The research initiative is led under the auspices of Dr Ross Zafonte, D.O., Senior Vice President Medical Affairs Research and Education at Spaulding Rehabilitation Network and Chairman of the Department of Physical Medicine and Rehabilitation at Harvard Medical School. Dr Zafonte is a renowned traumatic brain injury expert and one of the principle reasons for SameYou partnering with Spaulding Rehabilitation Hospital.

“Developing targeting treatments for younger persons with acquired, traumatic, or other brain injuries such as stroke, is a critical part of the future. We need to better understand who is going to benefit from what, and there is so much specificity that we need to learn.” Dr Zafonte says. “As we can build more targeted therapies, there’s an opportunity to transform the biological, psychological, and social side of people after brain injury.”

The study examines the many factors that determine resilience, the body’s ability to respond after a negative event, and how it influences recovery.

The two-phase project begins with focus groups and structured interviews with brain injury survivors in order to better understand their needs.

“We want those people with the brain injury to tell us what we should be researching in this study.” says Dr Michael Bergin, Program Manager on the project. “It’s really important to get the patient-centred view of recovery from injury and associated things that they’re best placed to tell us about.”

Despite the challenges that the COVID-19 pandemic has posed for medical research, the research team has been able to find opportunity.

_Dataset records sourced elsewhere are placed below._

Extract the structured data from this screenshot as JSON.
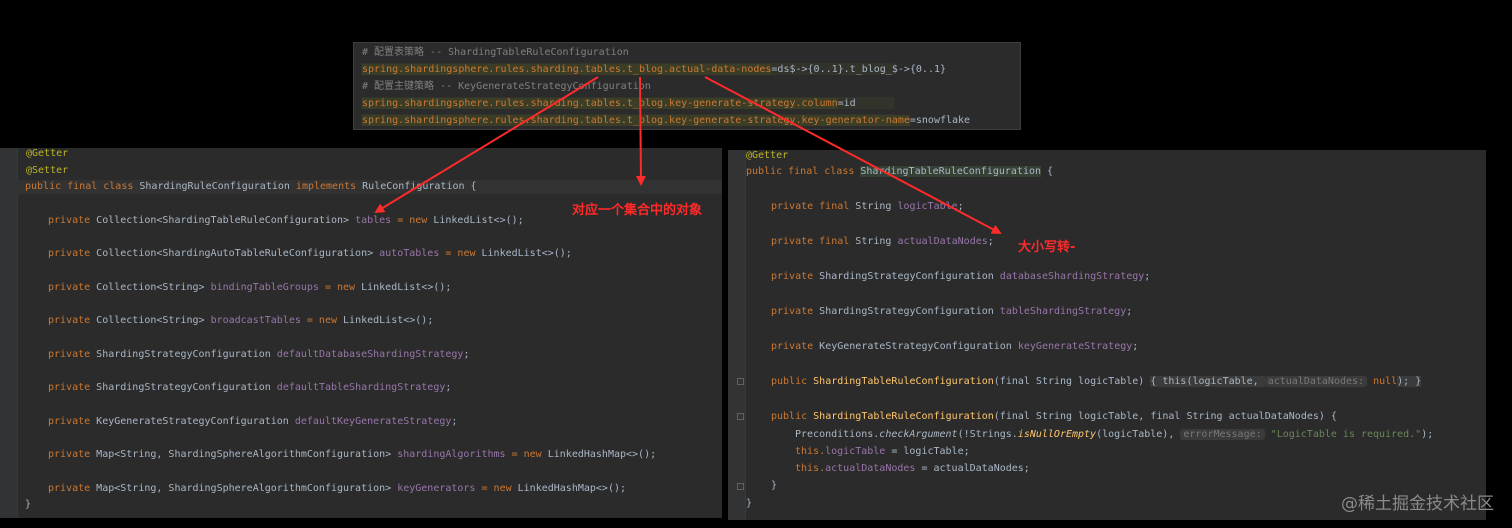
{
  "yaml": {
    "comment1": "# 配置表策略 -- ShardingTableRuleConfiguration",
    "line1_key": "spring.shardingsphere.rules.sharding.tables.t_blog.actual-data-nodes",
    "line1_val": "=ds$->{0..1}.t_blog_$->{0..1}",
    "comment2": "# 配置主键策略 -- KeyGenerateStrategyConfiguration",
    "line2_key": "spring.shardingsphere.rules.sharding.tables.t_blog.key-generate-strategy.column",
    "line2_val": "=id",
    "line3_key": "spring.shardingsphere.rules.sharding.tables.t_blog.key-generate-strategy.key-generator-name",
    "line3_val": "=snowflake"
  },
  "left": {
    "ann_getter": "@Getter",
    "ann_setter": "@Setter",
    "class_kw": "public final class ",
    "class_name": "ShardingRuleConfiguration",
    "implements_kw": " implements ",
    "iface": "RuleConfiguration {",
    "fields": [
      {
        "mod": "private ",
        "type": "Collection<ShardingTableRuleConfiguration> ",
        "name": "tables",
        "init_kw": " = new ",
        "init": "LinkedList<>();"
      },
      {
        "mod": "private ",
        "type": "Collection<ShardingAutoTableRuleConfiguration> ",
        "name": "autoTables",
        "init_kw": " = new ",
        "init": "LinkedList<>();"
      },
      {
        "mod": "private ",
        "type": "Collection<String> ",
        "name": "bindingTableGroups",
        "init_kw": " = new ",
        "init": "LinkedList<>();"
      },
      {
        "mod": "private ",
        "type": "Collection<String> ",
        "name": "broadcastTables",
        "init_kw": " = new ",
        "init": "LinkedList<>();"
      },
      {
        "mod": "private ",
        "type": "ShardingStrategyConfiguration ",
        "name": "defaultDatabaseShardingStrategy",
        "init_kw": "",
        "init": ";"
      },
      {
        "mod": "private ",
        "type": "ShardingStrategyConfiguration ",
        "name": "defaultTableShardingStrategy",
        "init_kw": "",
        "init": ";"
      },
      {
        "mod": "private ",
        "type": "KeyGenerateStrategyConfiguration ",
        "name": "defaultKeyGenerateStrategy",
        "init_kw": "",
        "init": ";"
      },
      {
        "mod": "private ",
        "type": "Map<String, ShardingSphereAlgorithmConfiguration> ",
        "name": "shardingAlgorithms",
        "init_kw": " = new ",
        "init": "LinkedHashMap<>();"
      },
      {
        "mod": "private ",
        "type": "Map<String, ShardingSphereAlgorithmConfiguration> ",
        "name": "keyGenerators",
        "init_kw": " = new ",
        "init": "LinkedHashMap<>();"
      }
    ],
    "close": "}"
  },
  "right": {
    "ann_getter": "@Getter",
    "class_kw": "public final class ",
    "class_name": "ShardingTableRuleConfiguration",
    "brace": " {",
    "fields": [
      {
        "mod": "private final ",
        "type": "String ",
        "name": "logicTable"
      },
      {
        "mod": "private final ",
        "type": "String ",
        "name": "actualDataNodes"
      },
      {
        "mod": "private ",
        "type": "ShardingStrategyConfiguration ",
        "name": "databaseShardingStrategy"
      },
      {
        "mod": "private ",
        "type": "ShardingStrategyConfiguration ",
        "name": "tableShardingStrategy"
      },
      {
        "mod": "private ",
        "type": "KeyGenerateStrategyConfiguration ",
        "name": "keyGenerateStrategy"
      }
    ],
    "ctor1_mod": "public ",
    "ctor1_name": "ShardingTableRuleConfiguration",
    "ctor1_params": "(final String logicTable) ",
    "ctor1_body_open": "{ this(logicTable, ",
    "ctor1_hint": "actualDataNodes:",
    "ctor1_null": " null",
    "ctor1_body_close": "); }",
    "ctor2_mod": "public ",
    "ctor2_name": "ShardingTableRuleConfiguration",
    "ctor2_params": "(final String logicTable, final String actualDataNodes) {",
    "ctor2_l1_a": "Preconditions.",
    "ctor2_l1_b": "checkArgument",
    "ctor2_l1_c": "(!Strings.",
    "ctor2_l1_d": "isNullOrEmpty",
    "ctor2_l1_e": "(logicTable), ",
    "ctor2_l1_hint": "errorMessage:",
    "ctor2_l1_str": " \"LogicTable is required.\"",
    "ctor2_l1_end": ");",
    "ctor2_l2_a": "this.",
    "ctor2_l2_b": "logicTable",
    "ctor2_l2_c": " = logicTable;",
    "ctor2_l3_a": "this.",
    "ctor2_l3_b": "actualDataNodes",
    "ctor2_l3_c": " = actualDataNodes;",
    "ctor2_close": "}",
    "close": "}"
  },
  "labels": {
    "collection_note": "对应一个集合中的对象",
    "case_note": "大小写转-"
  },
  "watermark": "@稀土掘金技术社区",
  "colors": {
    "background": "#000000",
    "editor_bg": "#2b2b2b",
    "keyword": "#cc7832",
    "field": "#9876aa",
    "annotation": "#bbb529",
    "arrow": "#ff2a2a"
  }
}
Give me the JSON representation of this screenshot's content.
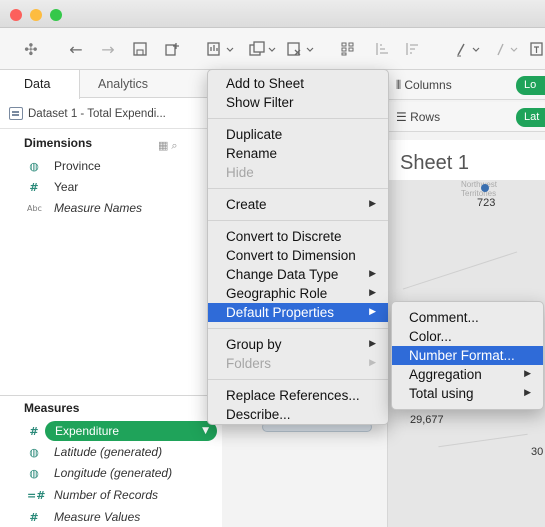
{
  "window": {
    "traffic_lights": [
      "#fc605c",
      "#fdbc40",
      "#34c84a"
    ]
  },
  "toolbar": {
    "icons": [
      "tableau-logo-icon",
      "back-icon",
      "forward-icon",
      "save-icon",
      "new-datasource-icon",
      "new-worksheet-icon",
      "duplicate-icon",
      "clear-icon",
      "swap-icon",
      "sort-ascending-icon",
      "sort-descending-icon",
      "highlight-icon",
      "group-icon",
      "label-icon"
    ]
  },
  "left_pane": {
    "tabs": {
      "data": "Data",
      "analytics": "Analytics"
    },
    "datasource": "Dataset 1 - Total Expendi...",
    "dimensions": {
      "header": "Dimensions",
      "items": [
        {
          "icon": "globe-icon",
          "label": "Province"
        },
        {
          "icon": "hash-icon",
          "label": "Year"
        },
        {
          "icon": "abc-icon",
          "label": "Measure Names"
        }
      ]
    },
    "measures": {
      "header": "Measures",
      "items": [
        {
          "icon": "hash-icon",
          "label": "Expenditure"
        },
        {
          "icon": "globe-icon",
          "label": "Latitude (generated)"
        },
        {
          "icon": "globe-icon",
          "label": "Longitude (generated)"
        },
        {
          "icon": "hash-icon",
          "label": "Number of Records"
        },
        {
          "icon": "hash-icon",
          "label": "Measure Values"
        }
      ]
    }
  },
  "shelves": {
    "columns": {
      "label": "Columns",
      "pill": "Lo"
    },
    "rows": {
      "label": "Rows",
      "pill": "Lat"
    }
  },
  "sheet": {
    "title": "Sheet 1",
    "map_labels": [
      "723",
      "29,677",
      "30"
    ],
    "map_ghost": [
      "Northwest",
      "Territories"
    ],
    "mark_color": "#3a6fb0"
  },
  "context_menu": {
    "items": [
      "Add to Sheet",
      "Show Filter",
      "Duplicate",
      "Rename",
      "Hide",
      "Create",
      "Convert to Discrete",
      "Convert to Dimension",
      "Change Data Type",
      "Geographic Role",
      "Default Properties",
      "Group by",
      "Folders",
      "Replace References...",
      "Describe..."
    ],
    "active_item": "Default Properties",
    "disabled_items": [
      "Hide",
      "Folders"
    ],
    "highlight_color": "#2f6bd8"
  },
  "submenu": {
    "items": [
      "Comment...",
      "Color...",
      "Number Format...",
      "Aggregation",
      "Total using"
    ],
    "active_item": "Number Format..."
  }
}
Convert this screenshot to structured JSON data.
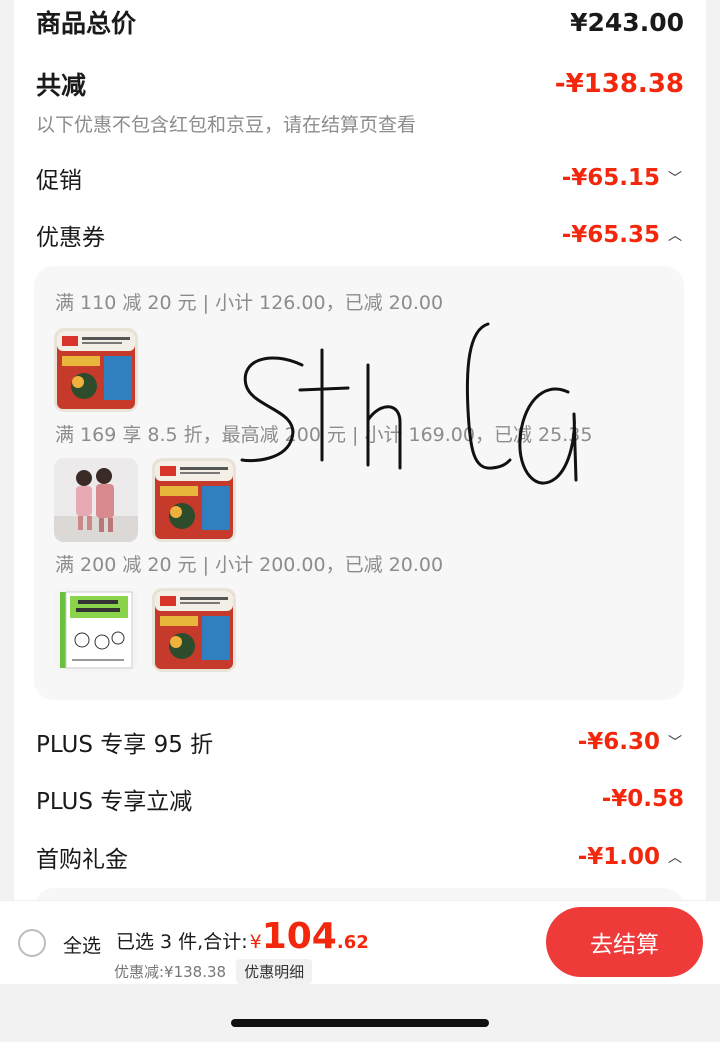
{
  "summary": {
    "goods_total_label": "商品总价",
    "goods_total_value": "¥243.00",
    "reduction_label": "共减",
    "reduction_value": "-¥138.38",
    "reduction_note": "以下优惠不包含红包和京豆，请在结算页查看"
  },
  "discounts": {
    "promo": {
      "label": "促销",
      "value": "-¥65.15",
      "chevron": "chevron-down-icon"
    },
    "coupon": {
      "label": "优惠券",
      "value": "-¥65.35",
      "chevron": "chevron-up-icon"
    },
    "plus95": {
      "label": "PLUS 专享 95 折",
      "value": "-¥6.30",
      "chevron": "chevron-down-icon"
    },
    "plus_instant": {
      "label": "PLUS 专享立减",
      "value": "-¥0.58"
    },
    "first_purchase": {
      "label": "首购礼金",
      "value": "-¥1.00",
      "chevron": "chevron-up-icon"
    }
  },
  "coupon_rules": [
    {
      "text": "满 110 减 20 元 | 小计 126.00，已减 20.00",
      "thumbs": [
        "snack-package-image"
      ]
    },
    {
      "text": "满 169 享 8.5 折，最高减 200 元 | 小计 169.00，已减 25.35",
      "thumbs": [
        "kids-clothing-image",
        "snack-package-image"
      ]
    },
    {
      "text": "满 200 减 20 元 | 小计 200.00，已减 20.00",
      "thumbs": [
        "comic-book-image",
        "snack-package-image"
      ]
    }
  ],
  "bottom_bar": {
    "select_all": "全选",
    "selected_prefix": "已选 3 件,合计:",
    "currency": "¥",
    "total_int": "104",
    "total_dec": ".62",
    "discount_text": "优惠减:¥138.38",
    "detail_label": "优惠明细",
    "checkout_label": "去结算"
  },
  "colors": {
    "accent": "#f2270c",
    "checkout_button": "#ef3a3a",
    "panel_bg": "#f7f7f7"
  }
}
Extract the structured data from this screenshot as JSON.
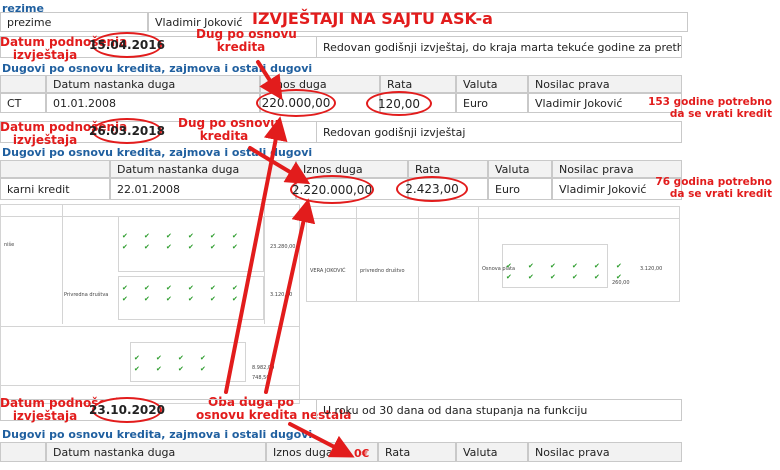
{
  "colors": {
    "accent": "#e21c1c",
    "section": "#1f5f9f",
    "check": "#2a9b2a"
  },
  "title": "IZVJEŠTAJI NA SAJTU ASK-a",
  "top": {
    "label_fragment": "rezime",
    "row_label": "prezime",
    "row_value": "Vladimir Joković"
  },
  "report1": {
    "date_label_line1": "Datum podnošenja",
    "date_label_line2": "izvještaja",
    "date": "15.04.2016",
    "description": "Redovan godišnji izvještaj, do kraja marta tekuće godine za prethodnu godinu",
    "debt_note_line1": "Dug po osnovu",
    "debt_note_line2": "kredita",
    "section": "Dugovi po osnovu kredita, zajmova i ostali dugovi",
    "headers": [
      "Datum nastanka duga",
      "Iznos duga",
      "Rata",
      "Valuta",
      "Nosilac prava"
    ],
    "row": {
      "type": "CT",
      "date": "01.01.2008",
      "amount": "220.000,00",
      "rate": "120,00",
      "currency": "Euro",
      "holder": "Vladimir Joković"
    },
    "side_note_line1": "153 godine potrebno",
    "side_note_line2": "da se vrati kredit"
  },
  "report2": {
    "date_label_line1": "Datum podnošenja",
    "date_label_line2": "izvještaja",
    "date": "26.03.2018",
    "description": "Redovan godišnji izvještaj",
    "debt_note_line1": "Dug po osnovu",
    "debt_note_line2": "kredita",
    "section": "Dugovi po osnovu kredita, zajmova i ostali dugovi",
    "headers": [
      "Datum nastanka duga",
      "Iznos duga",
      "Rata",
      "Valuta",
      "Nosilac prava"
    ],
    "row": {
      "type": "karni kredit",
      "date": "22.01.2008",
      "amount": "2.220.000,00",
      "rate": "2.423,00",
      "currency": "Euro",
      "holder": "Vladimir Joković"
    },
    "side_note_line1": "76 godina potrebno",
    "side_note_line2": "da se vrati kredit"
  },
  "middle": {
    "left_rows": [
      "niše",
      "Privredna društva"
    ],
    "left_values": [
      "23.280,00",
      "3.120,00"
    ],
    "right_name": "VERA JOKOVIĆ",
    "right_org": "privredno društvo",
    "right_value": "3.120,00",
    "income_label": "Osnova plata",
    "amount_label": "260,00",
    "lower_value": "748,50",
    "lower_total": "8.982,00",
    "months": [
      "1",
      "2",
      "3",
      "4",
      "5",
      "6",
      "7",
      "8",
      "9",
      "10",
      "11",
      "12"
    ]
  },
  "annotation_bottom": {
    "line1": "Oba duga po",
    "line2": "osnovu kredita nestala"
  },
  "report3": {
    "date_label_line1": "Datum podnošenja",
    "date_label_line2": "izvještaja",
    "date": "23.10.2020",
    "description": "U roku od 30 dana od dana stupanja na funkciju",
    "section": "Dugovi po osnovu kredita, zajmova i ostali dugovi",
    "headers": [
      "Datum nastanka duga",
      "Iznos duga",
      "Rata",
      "Valuta",
      "Nosilac prava"
    ],
    "zero": "0€"
  }
}
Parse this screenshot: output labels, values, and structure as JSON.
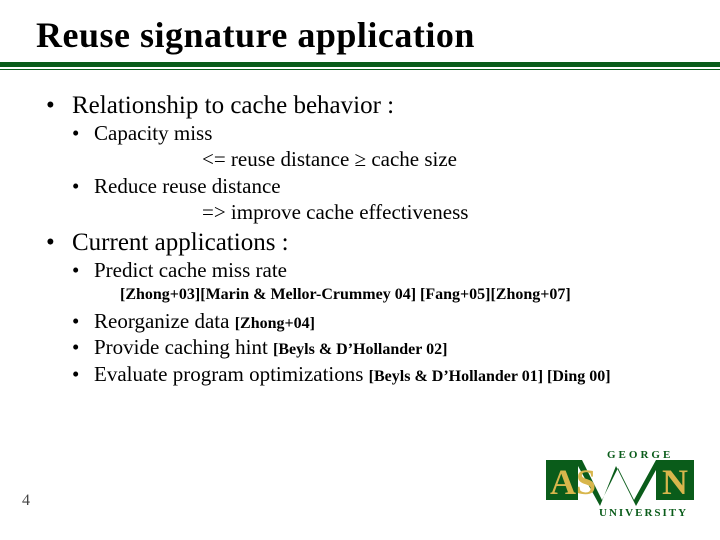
{
  "title": "Reuse signature application",
  "bullets": {
    "b1": {
      "label": "Relationship to cache behavior :",
      "sub": {
        "s1": "Capacity miss",
        "s1_line": "<=  reuse distance  ≥   cache size",
        "s2": "Reduce reuse distance",
        "s2_line": "=>  improve cache effectiveness"
      }
    },
    "b2": {
      "label": "Current applications :",
      "sub": {
        "s1": "Predict cache miss rate",
        "s1_cites": "[Zhong+03][Marin & Mellor-Crummey 04] [Fang+05][Zhong+07]",
        "s2_text": "Reorganize data ",
        "s2_cite": "[Zhong+04]",
        "s3_text": "Provide caching hint ",
        "s3_cite": "[Beyls & D’Hollander 02]",
        "s4_text": "Evaluate program optimizations ",
        "s4_cite": "[Beyls & D’Hollander 01] [Ding 00]"
      }
    }
  },
  "page_number": "4",
  "logo": {
    "top": "GEORGE",
    "bottom_left": "AS",
    "bottom_right": "N",
    "university": "UNIVERSITY"
  }
}
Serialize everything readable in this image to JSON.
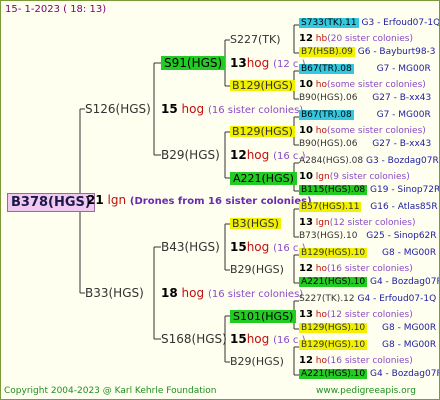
{
  "header": {
    "date": "15-  1-2023 ( 18: 13)"
  },
  "root": {
    "label": "B378(HGS)"
  },
  "root_colonies": {
    "count": "21",
    "word": "lgn",
    "note": "(Drones from 16 sister colonies)"
  },
  "gen1": [
    {
      "label": "S126(HGS)",
      "count": "15",
      "hog": "hog",
      "note": "(16 sister colonies)"
    },
    {
      "label": "B33(HGS)",
      "count": "18",
      "hog": "hog",
      "note": "(16 sister colonies)"
    }
  ],
  "gen2": [
    {
      "label": "S91(HGS)",
      "count": "13",
      "hog": "hog",
      "note": "(12 c.)"
    },
    {
      "label": "B29(HGS)",
      "count": "12",
      "hog": "hog",
      "note": "(16 c.)"
    },
    {
      "label": "B43(HGS)",
      "count": "15",
      "hog": "hog",
      "note": "(16 c.)"
    },
    {
      "label": "S168(HGS)",
      "count": "15",
      "hog": "hog",
      "note": "(16 c.)"
    }
  ],
  "gen3": [
    {
      "label": "S227(TK)"
    },
    {
      "label": "B129(HGS)"
    },
    {
      "label": "B129(HGS)"
    },
    {
      "label": "A221(HGS)"
    },
    {
      "label": "B3(HGS)"
    },
    {
      "label": "B29(HGS)"
    },
    {
      "label": "S101(HGS)"
    },
    {
      "label": "B29(HGS)"
    }
  ],
  "gen3_colonies": [
    {
      "count": "13",
      "hog": "hog",
      "note": "(12 c.)"
    },
    {
      "count": "12",
      "hog": "hog",
      "note": "(16 c.)"
    },
    {
      "count": "15",
      "hog": "hog",
      "note": "(16 c.)"
    },
    {
      "count": "15",
      "hog": "hog",
      "note": "(16 c.)"
    }
  ],
  "gen4": [
    {
      "label": "S733(TK).11",
      "ann": "G3 - Erfoud07-1Q"
    },
    {
      "count": "12",
      "hog": "hb",
      "note": "(20 sister colonies)"
    },
    {
      "label": "B7(HSB).09",
      "ann": "G6 - Bayburt98-3"
    },
    {
      "label": "B67(TR).08",
      "ann": "G7 - MG00R"
    },
    {
      "count": "10",
      "hog": "ho",
      "note": "(some sister colonies)"
    },
    {
      "label": "B90(HGS).06",
      "ann": "G27 - B-xx43"
    },
    {
      "label": "B67(TR).08",
      "ann": "G7 - MG00R"
    },
    {
      "count": "10",
      "hog": "ho",
      "note": "(some sister colonies)"
    },
    {
      "label": "B90(HGS).06",
      "ann": "G27 - B-xx43"
    },
    {
      "label": "A284(HGS).08",
      "ann": "G3 - Bozdag07R"
    },
    {
      "count": "10",
      "hog": "lgn",
      "note": "(9 sister colonies)"
    },
    {
      "label": "B115(HGS).08",
      "ann": "G19 - Sinop72R"
    },
    {
      "label": "B57(HGS).11",
      "ann": "G16 - Atlas85R"
    },
    {
      "count": "13",
      "hog": "lgn",
      "note": "(12 sister colonies)"
    },
    {
      "label": "B73(HGS).10",
      "ann": "G25 - Sinop62R"
    },
    {
      "label": "B129(HGS).10",
      "ann": "G8 - MG00R"
    },
    {
      "count": "12",
      "hog": "ho",
      "note": "(16 sister colonies)"
    },
    {
      "label": "A221(HGS).10",
      "ann": "G4 - Bozdag07R"
    },
    {
      "label": "S227(TK).12",
      "ann": "G4 - Erfoud07-1Q"
    },
    {
      "count": "13",
      "hog": "ho",
      "note": "(12 sister colonies)"
    },
    {
      "label": "B129(HGS).10",
      "ann": "G8 - MG00R"
    },
    {
      "label": "B129(HGS).10",
      "ann": "G8 - MG00R"
    },
    {
      "count": "12",
      "hog": "ho",
      "note": "(16 sister colonies)"
    },
    {
      "label": "A221(HGS).10",
      "ann": "G4 - Bozdag07R"
    }
  ],
  "footer": {
    "copyright": "Copyright 2004-2023 @ Karl Kehrle Foundation",
    "site": "www.pedigreeapis.org"
  }
}
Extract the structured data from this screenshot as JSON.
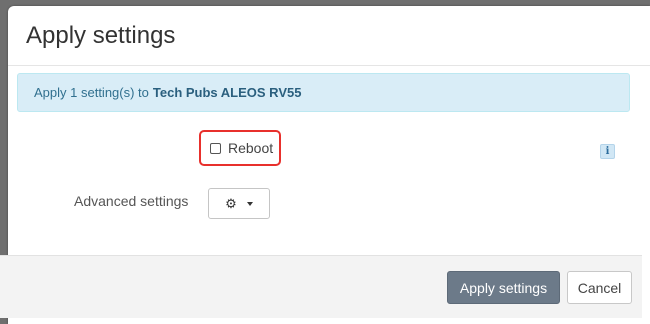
{
  "dialog": {
    "title": "Apply settings"
  },
  "alert": {
    "prefix": "Apply 1 setting(s) to",
    "target": "Tech Pubs ALEOS RV55"
  },
  "reboot": {
    "label": "Reboot",
    "checked": false
  },
  "info": {
    "glyph": "i"
  },
  "advanced": {
    "label": "Advanced settings",
    "icon": "gear-icon"
  },
  "footer": {
    "apply_label": "Apply settings",
    "cancel_label": "Cancel"
  },
  "colors": {
    "apply_button": "#6c7a89",
    "alert_bg": "#d9edf7",
    "highlight": "#e8302c"
  }
}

“We were originally planning on having those participants come into Spaulding and interact with the research team in person, but what we decided because of the pandemic was to switch to an online format for those focus groups over Zoom.” Dr Bergin adds. “That allowed us to engage with more people over a broader geographic area and people who may not have been able to come into the hospital.”

The study’s second phase includes in-person visits to Spaulding, where surveys, interviews, and questionnaires allow the research team to understand patient recovery and experiences on a deeper and more personal level.

“We want to understand the impact of resilience on how well people do in their daily life, their psychological health, and how they get on in the world as they interact with others in the community,” says Dr Joe Giacino, Director of Rehabilitation Neuropsychology at Spaulding.

Along with blood draws and neuropsychological tests, the knowledge that comes from this work will support the development of a multidimensional framework of resilience after brain injury.

The team hopes to incorporate this work into more targeted treatments designed to support survivors in their recovery in the future.